I’m no Longer trying to Trade in my Small, Morally Ordinary Self.

After 17 years of mindful yoga and meditation, you’d think I would have arrived at a calm self-acceptance.

But there’s a part of me I don’t rest easy with. It’s the ordinary schmoe part—the part that doesn’t stand out, is not special, and just goes about my life in an utterly unremarkable way.

I’ve heard many times that to be mindful is to see the special in the ordinary. So, instead of seeing just the flat sidewalk I’m walking on, my mindful self might see the lone blade of grass poking out from a crack. And perhaps, I’d not only see the grass, but I’d also find it awesome…or at least worthy of appreciative attention.

But my own ordinariness feels more like the boring sidewalk than the striking blade of grass.

“What’s wrong with a sidewalk?” I ask myself. It’s stable—no neurotic drama there.

But something does feel wrong and unworthy.

My sidewalk-self walks alone. Who would want to come over and join me in my flat dullness?

Courage.

Courage stirs me to act as if my ordinariness deserves my respect even when I doubt this to be true.

I’m fortifying mindfulness with courage as I write this piece.

My impulse is to not write. Who wants to read something from me that others—the kind of authors who write for “The New Yorker” and “The Atlantic”—could say in more interesting and artful ways?

But then I recruit my courage—I draw it into the game. I even do some warrior poses in yoga to embody courage in physical forms that are familiar to me but still freshly energizing.

A Mini-Case Study

So, what does the courage to be ordinary look like for me, beyond writing?

Here’s an example:

Yesterday morning, as I walked on a long stretch of Santa Monica Boulevard in Los Angeles, where I was visiting family, I came upon a middle-aged man who was clearly down on his luck. He was sitting on the sidewalk—or more like sagging into the sidewalk—surrounded by stray items of clothing and half-empty plastic bottles of household items, like shampoo.

My first reaction was to be afraid of how he might act. I worried that he would start shouting at me to give him money—a fear that grew out of past experiences I’ve had elsewhere.

As I safely walked past this gentleman, I quietly hoped he would find better times. But mainly, what I did was breathe a sigh of relief and resume my search for a Starbucks.

Later, as I sipped an iced coffee, I grew disappointed in myself. Where was my heartfelt empathy? Why hadn’t I been able to walk in the sidewalk-sitting man’s shoes and feel in my bones the helplessness, resignation, or bitterness that he must have been feeling? Had I no sense of shared humanity?
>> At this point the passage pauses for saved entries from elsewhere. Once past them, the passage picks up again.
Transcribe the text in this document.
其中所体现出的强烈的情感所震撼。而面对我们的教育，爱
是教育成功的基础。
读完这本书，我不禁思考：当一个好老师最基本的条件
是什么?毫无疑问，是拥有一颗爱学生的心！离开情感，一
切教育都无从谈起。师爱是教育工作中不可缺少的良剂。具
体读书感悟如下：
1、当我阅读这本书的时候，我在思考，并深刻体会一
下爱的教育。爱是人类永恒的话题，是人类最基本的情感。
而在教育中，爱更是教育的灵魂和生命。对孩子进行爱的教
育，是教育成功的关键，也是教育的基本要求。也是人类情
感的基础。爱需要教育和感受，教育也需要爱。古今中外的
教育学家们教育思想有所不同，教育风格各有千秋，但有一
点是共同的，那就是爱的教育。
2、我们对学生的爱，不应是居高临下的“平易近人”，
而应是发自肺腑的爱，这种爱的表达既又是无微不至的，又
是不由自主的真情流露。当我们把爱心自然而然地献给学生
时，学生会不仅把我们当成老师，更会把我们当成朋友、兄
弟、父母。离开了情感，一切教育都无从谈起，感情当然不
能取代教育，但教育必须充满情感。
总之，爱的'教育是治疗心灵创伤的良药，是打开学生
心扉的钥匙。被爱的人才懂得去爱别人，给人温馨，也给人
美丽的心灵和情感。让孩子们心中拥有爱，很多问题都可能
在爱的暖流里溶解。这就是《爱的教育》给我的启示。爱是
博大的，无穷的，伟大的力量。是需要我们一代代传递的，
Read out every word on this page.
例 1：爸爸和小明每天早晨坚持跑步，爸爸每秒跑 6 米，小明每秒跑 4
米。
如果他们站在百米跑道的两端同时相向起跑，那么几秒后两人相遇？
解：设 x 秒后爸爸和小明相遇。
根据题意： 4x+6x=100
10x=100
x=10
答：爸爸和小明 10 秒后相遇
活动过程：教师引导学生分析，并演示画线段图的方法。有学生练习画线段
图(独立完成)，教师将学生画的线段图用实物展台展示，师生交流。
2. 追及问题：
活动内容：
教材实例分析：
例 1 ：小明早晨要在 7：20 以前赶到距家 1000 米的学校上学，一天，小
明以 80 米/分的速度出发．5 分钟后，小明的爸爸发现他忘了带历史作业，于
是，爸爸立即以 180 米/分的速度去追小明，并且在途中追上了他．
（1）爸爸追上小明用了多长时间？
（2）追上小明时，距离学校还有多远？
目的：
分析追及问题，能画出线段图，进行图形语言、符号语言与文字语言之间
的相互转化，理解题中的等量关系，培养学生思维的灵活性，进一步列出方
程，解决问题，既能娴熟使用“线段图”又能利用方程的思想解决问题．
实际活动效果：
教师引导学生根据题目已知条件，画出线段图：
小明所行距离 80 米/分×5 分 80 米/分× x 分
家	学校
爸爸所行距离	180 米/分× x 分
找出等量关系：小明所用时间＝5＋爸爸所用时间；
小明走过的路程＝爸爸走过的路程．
I longed to be more naturally virtuous. Wouldn’t I like myself more and be more worthy of others’ respect if I were more empathetic to the struggles that people like the man on the sidewalk were enduring?

Wouldn’t it be great if I could trade in my small, morally ordinary self for a large, morally noble one?

But this longing to escape my ordinariness seemed pointless. It served to keep me small. Dreaming about being naturally grander than I was got in the way of growing toward a slightly better version of myself.

I sensed that this better version could still be ordinary. No heroics required. There was space to inhabit a more aware and compassionate self without chasing an illusion of pure moral enlightenment or effortless altruism.

The courage I needed was to do good in quiet ways that nobody might hear. I might feel alone with my limited self, with nothing to prop me up but the intuitive truth that walking toward people in need—however haltingly—is the right path.

When I got back to my home city, I thought about small steps I might take to contribute to actual improvement in the lives of homeless people in our community. I knew not to hold myself accountable to standards of personal and social transformation because when I brushed against the edges of my ordinariness, I’d use those standards as a club to beat myself up.

But I did come to a place of modest, but attainable action. I wrote an email to a City Council member expressing support for a proposal to prioritize particular types of services to homeless individuals. I made a donation to a highly respected nonprofit that served the needs of people without places to stay. And I resolved to attend the next few City Council meetings in which the issue of homelessness was on the agenda.

These ordinary actions did not pump me up. They did not make me feel any less flawed or limited. I knew I wasn’t a more virtuous person because I did a few little things.

But in the cracks of my ordinary self, a blade of courage seemed to reach toward the sun. The courage wasn’t about saving the world in the face of great odds. It was about facing my ordinariness and not using it as an excuse to do nothing or escape into fantasies about who or what I might become.

For me, the courage to be ordinary is the resolve to be my best self—not to invent a different one.